In fact, my main tip before reading the trial is to turn your 21st century brain off, because it won’t help you here. لعبة الدومينو I’m no expect on the vagaries of the French legal system, but there are a few things it’s important to remember about Marie Antoinette’s trial in the legal context of the time (these courtesy of an obscure book called The Trials of Five Queens by R. Storry Deans).

  • French trials at the time (and to a lesser extent even now) were not litigious but inquisitional, meaning they didn’t consist of a prosecution formulating a charge against the accused which it was then required to prove. فريق أتلتيكو مدريد The trial was instead a more open-ended and general inquisition into the guilt and character of the accused.
  • Almost nothing in Marie Antoinette’s trial would be admissible as evidence in an English court today, and much of it not even at that time. However, procedures like the secret interrogation before the trial (when the court was not in session and no jury present) were standard procedure in eighteenth century France.
  • The distinction between thought and deed had not yet been firmly enshrined in law, so establishing that the accused had contemplated doing something, or even that they were the type of person who might contemplate it, was enough. Likewise, opinion, inference and hearsay were acceptable forms of evidence (and formed the bulk of Marie Antoinette’s trial, as concrete evidence is rarely provided).

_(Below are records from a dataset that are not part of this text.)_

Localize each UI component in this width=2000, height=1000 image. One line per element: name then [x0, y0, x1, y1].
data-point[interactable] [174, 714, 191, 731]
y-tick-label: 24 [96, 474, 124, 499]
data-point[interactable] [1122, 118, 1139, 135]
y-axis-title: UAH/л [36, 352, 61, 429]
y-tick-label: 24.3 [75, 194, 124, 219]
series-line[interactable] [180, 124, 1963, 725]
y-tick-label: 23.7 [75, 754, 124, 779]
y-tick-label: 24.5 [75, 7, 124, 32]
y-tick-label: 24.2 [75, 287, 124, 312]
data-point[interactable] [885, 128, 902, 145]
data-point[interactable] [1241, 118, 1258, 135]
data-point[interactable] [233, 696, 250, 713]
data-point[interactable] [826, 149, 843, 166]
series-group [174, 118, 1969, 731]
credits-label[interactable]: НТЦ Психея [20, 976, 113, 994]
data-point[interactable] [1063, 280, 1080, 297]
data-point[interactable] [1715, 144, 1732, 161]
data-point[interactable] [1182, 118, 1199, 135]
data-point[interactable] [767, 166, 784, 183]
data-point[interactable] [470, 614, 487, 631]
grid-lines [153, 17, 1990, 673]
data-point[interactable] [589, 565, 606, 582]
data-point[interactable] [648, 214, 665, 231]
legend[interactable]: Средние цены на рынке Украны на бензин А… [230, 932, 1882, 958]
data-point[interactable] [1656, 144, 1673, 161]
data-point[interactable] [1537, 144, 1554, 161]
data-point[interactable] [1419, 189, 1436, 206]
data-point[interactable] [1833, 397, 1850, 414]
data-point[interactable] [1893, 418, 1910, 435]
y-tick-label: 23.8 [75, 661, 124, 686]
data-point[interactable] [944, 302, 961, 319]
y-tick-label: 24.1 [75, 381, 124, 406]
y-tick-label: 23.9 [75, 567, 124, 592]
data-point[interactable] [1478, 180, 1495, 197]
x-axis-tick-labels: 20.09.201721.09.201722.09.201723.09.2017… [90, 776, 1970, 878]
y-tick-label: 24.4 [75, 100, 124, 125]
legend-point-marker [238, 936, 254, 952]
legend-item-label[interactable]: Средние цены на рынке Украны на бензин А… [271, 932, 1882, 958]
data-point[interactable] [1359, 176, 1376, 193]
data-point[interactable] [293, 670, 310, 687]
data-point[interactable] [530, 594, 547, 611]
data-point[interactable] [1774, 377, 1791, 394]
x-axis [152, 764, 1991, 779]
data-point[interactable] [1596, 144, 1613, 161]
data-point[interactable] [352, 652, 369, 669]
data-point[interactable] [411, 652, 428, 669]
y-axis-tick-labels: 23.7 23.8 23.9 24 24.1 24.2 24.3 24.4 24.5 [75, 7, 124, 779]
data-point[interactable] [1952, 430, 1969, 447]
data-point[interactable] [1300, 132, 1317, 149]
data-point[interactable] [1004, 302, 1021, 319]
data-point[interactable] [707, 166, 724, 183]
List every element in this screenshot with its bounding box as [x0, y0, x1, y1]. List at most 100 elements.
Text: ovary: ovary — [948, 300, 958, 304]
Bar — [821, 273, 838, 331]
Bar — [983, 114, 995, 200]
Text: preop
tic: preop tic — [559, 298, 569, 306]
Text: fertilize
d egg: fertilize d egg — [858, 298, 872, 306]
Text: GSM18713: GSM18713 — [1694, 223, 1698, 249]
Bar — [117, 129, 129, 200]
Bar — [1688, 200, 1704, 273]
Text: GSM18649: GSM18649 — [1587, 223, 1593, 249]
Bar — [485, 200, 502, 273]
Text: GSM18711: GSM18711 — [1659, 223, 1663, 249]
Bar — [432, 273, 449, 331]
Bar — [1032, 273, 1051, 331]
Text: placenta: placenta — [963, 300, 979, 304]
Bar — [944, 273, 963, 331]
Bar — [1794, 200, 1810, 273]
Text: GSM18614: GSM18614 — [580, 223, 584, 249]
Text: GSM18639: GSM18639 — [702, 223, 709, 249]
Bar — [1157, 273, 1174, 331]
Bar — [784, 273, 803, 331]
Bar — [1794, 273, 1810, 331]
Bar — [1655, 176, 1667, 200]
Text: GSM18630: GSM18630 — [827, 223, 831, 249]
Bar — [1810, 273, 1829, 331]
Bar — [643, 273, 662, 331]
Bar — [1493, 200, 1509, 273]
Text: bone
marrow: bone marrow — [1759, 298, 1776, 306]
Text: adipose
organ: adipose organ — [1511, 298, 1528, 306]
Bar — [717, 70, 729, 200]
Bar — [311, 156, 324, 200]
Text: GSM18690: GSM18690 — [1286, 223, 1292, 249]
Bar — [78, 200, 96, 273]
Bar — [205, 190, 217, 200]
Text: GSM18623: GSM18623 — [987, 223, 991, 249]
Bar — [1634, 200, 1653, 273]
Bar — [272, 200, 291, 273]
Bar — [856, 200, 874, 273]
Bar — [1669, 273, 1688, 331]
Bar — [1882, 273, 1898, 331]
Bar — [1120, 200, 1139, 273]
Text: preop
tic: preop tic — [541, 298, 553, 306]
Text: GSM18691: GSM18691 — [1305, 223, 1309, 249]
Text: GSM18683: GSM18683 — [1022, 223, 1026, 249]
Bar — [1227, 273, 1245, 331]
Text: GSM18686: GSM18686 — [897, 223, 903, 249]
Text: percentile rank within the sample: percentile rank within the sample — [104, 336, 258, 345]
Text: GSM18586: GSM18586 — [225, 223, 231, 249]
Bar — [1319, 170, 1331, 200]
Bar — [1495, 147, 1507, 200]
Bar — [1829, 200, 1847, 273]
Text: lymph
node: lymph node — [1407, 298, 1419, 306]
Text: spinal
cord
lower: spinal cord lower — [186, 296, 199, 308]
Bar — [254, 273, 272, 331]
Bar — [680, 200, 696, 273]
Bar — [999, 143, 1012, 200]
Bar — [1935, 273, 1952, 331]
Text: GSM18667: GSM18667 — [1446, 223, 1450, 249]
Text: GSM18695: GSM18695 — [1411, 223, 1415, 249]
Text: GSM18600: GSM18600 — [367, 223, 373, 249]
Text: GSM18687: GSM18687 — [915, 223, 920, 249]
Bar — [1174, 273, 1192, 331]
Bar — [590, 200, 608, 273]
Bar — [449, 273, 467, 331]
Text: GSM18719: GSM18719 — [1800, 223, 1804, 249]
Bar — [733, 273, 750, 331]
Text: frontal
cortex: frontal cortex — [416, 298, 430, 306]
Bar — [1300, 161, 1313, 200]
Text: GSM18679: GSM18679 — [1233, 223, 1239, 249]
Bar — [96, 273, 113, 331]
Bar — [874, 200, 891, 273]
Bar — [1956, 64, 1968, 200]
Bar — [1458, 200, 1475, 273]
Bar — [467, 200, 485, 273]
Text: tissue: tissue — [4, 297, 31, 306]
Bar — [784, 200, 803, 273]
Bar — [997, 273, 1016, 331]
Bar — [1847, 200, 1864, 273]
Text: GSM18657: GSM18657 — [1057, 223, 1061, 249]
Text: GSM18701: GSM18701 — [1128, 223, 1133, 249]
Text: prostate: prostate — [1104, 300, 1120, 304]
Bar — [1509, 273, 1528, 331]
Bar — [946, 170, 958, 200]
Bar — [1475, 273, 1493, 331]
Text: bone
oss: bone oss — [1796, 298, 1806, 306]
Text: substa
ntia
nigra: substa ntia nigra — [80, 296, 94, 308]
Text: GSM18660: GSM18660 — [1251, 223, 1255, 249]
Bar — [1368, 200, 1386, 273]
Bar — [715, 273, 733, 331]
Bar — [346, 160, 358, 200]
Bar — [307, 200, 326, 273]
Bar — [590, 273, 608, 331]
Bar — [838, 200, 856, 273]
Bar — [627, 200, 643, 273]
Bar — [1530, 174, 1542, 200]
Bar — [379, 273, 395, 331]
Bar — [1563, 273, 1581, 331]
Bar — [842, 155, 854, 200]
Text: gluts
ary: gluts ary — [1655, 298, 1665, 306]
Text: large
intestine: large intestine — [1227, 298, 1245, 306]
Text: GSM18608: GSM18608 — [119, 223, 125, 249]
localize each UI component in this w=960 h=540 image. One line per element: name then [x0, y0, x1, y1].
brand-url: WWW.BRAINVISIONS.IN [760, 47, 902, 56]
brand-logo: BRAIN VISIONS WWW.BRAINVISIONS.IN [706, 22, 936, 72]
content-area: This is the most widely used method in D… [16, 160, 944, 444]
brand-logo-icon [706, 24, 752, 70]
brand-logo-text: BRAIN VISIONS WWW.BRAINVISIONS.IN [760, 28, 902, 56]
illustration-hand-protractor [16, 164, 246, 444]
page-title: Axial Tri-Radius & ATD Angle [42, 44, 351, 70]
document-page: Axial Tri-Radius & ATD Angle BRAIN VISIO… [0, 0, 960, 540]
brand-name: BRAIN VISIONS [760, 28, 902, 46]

One of the most difficult things about Marie Antoinette’s existence at this stage must have been the constant uncertainty. She was never given any forewarning of what was to happen to her, but was instead suddenly confronted with dramatic upheavals and forced to deal with them. In less than a year she had been imprisoned in the Tower, been separated from her husband and then her son, and finally moved to the Conciergerie – all suddenly, and completely against her will. Once at the Conciergerie she faced days of waiting, never knowing when her trial was to begin – or even, for certain, if she was to have a trial. Being reduced to a spectator in her own story, Marie Antoinette had started to default to an attitude of numb resignation. Then one night, two hours after she had gone to bed, she was woken roughly and summoned to another part of the prison. With no fanfare and without a second to prepare herself, Marie Antoinette’s trial, and the final fight of her life, had begun.

In the next part: The secret interrogation and the beginning of the trial.